- Born: 27 February 1875 Kishinev, Russian Empire
- Died: March 1942 (aged 67) Leningrad, Soviet Union
- Resting place: Piskarevsky Cemetery
- Occupations: journalist, suffragist and a leader of the women's rights movement
- Employer: Russian Thought
- Organization: Union for Women's Equality
- Political party: Social Revolutionary Party

= Olga Volkenstein =

Russian journalist and suffragist (1875–1942)

Olga Akimovna Volkenstein (also spelled Volkenshteyn; Ольга Акимовна Волькенштейн; 27 February 1875 – March 1942) was a Russian journalist, suffragist and a leader of the women's rights movement in pre-revolutionary Russia.

== Early life ==
Volkenstein was born in Kishinev on 27 February 1875. Her father was military doctor Akim Filippovich Volkenstein, who was granted hereditary nobility in 1897, and her mother was Augusta Aronovna Volkestein. Her younger brother Fyodor, born in 1876, became a prominent lawyer.

== Career ==
Volkenstein worked as a journalist for the newspaper Russian Thought. She was a member of the Saint Petersburg Literary Society. She published under both her own name and various pseudonyms including: V.; V—n, O.; V—ъ, O.; Viktorova, O. I.; O. V.; Olgovich and W—n, O.

== Activism ==
Volkenstein was a left wing committee member of the Union for Women's Equality, which demanded equal political and voting rights for women. She hoped to mobilize female factory workers to the cause, was critical of the "well-to-do ladies" of the Union, and organised lecture tours to give talks on the early history of the women's movement.

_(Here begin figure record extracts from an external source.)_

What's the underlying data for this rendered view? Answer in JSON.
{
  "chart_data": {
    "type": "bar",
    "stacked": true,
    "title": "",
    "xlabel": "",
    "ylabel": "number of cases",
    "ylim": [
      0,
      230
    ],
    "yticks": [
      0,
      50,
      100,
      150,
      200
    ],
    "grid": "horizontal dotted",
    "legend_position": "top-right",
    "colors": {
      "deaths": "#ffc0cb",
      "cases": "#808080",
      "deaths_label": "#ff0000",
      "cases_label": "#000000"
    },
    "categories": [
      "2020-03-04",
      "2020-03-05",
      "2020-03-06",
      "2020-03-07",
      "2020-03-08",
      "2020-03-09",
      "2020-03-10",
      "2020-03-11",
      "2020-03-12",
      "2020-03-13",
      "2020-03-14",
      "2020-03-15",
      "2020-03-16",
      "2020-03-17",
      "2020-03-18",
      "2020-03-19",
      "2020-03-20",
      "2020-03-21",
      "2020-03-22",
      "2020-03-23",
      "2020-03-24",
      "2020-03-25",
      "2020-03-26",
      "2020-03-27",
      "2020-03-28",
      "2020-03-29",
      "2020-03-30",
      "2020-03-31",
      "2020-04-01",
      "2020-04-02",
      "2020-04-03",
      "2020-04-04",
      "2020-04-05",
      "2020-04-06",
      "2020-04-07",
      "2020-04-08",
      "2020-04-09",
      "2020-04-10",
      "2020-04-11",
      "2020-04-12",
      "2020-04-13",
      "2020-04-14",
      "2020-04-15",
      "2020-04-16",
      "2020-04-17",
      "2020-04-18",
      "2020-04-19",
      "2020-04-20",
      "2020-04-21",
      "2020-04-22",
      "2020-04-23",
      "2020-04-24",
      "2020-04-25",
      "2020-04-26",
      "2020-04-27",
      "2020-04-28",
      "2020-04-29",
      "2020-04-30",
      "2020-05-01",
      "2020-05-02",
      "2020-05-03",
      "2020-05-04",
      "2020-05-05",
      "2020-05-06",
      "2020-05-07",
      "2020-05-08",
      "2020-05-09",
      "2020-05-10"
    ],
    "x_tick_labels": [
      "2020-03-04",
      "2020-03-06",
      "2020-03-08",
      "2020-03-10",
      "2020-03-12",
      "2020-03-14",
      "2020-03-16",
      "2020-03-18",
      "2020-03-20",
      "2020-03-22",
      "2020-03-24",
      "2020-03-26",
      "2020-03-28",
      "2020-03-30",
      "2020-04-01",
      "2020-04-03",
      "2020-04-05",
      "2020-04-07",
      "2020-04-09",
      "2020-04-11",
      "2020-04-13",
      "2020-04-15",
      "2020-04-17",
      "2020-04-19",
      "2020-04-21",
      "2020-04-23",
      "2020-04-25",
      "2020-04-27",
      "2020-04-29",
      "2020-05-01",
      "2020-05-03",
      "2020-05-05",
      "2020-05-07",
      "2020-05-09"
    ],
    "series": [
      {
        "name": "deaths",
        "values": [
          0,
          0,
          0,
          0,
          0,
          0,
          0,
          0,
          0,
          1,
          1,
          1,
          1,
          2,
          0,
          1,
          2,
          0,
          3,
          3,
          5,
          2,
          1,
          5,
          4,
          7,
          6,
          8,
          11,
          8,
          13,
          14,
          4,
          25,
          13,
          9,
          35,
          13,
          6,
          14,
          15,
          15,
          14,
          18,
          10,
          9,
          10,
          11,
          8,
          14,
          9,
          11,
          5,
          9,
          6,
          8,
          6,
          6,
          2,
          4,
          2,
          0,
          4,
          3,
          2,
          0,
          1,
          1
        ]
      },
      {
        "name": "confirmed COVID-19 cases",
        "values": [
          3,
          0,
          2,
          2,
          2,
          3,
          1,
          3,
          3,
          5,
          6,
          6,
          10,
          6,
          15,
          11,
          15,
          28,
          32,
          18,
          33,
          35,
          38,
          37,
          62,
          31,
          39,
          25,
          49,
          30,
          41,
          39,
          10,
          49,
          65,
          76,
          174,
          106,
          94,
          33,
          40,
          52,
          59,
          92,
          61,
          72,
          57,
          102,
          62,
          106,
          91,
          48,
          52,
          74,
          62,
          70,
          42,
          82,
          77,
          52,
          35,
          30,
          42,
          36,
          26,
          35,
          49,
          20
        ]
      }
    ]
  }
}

She served as a delegate to the International Woman Suffrage Alliance (IWSA) Congress in Copenhagen in 1906, and organised the first All-Russian Women's Congress. The Union was succeeded by the League for Women's Equality. Volkenstein also became a member of the Social Revolutionary Party.

== Death ==
Volkenstein died in Leningrad, Soviet Union (USSR) in March 1942 and was buried at Piskarevsky Memorial Cemetery.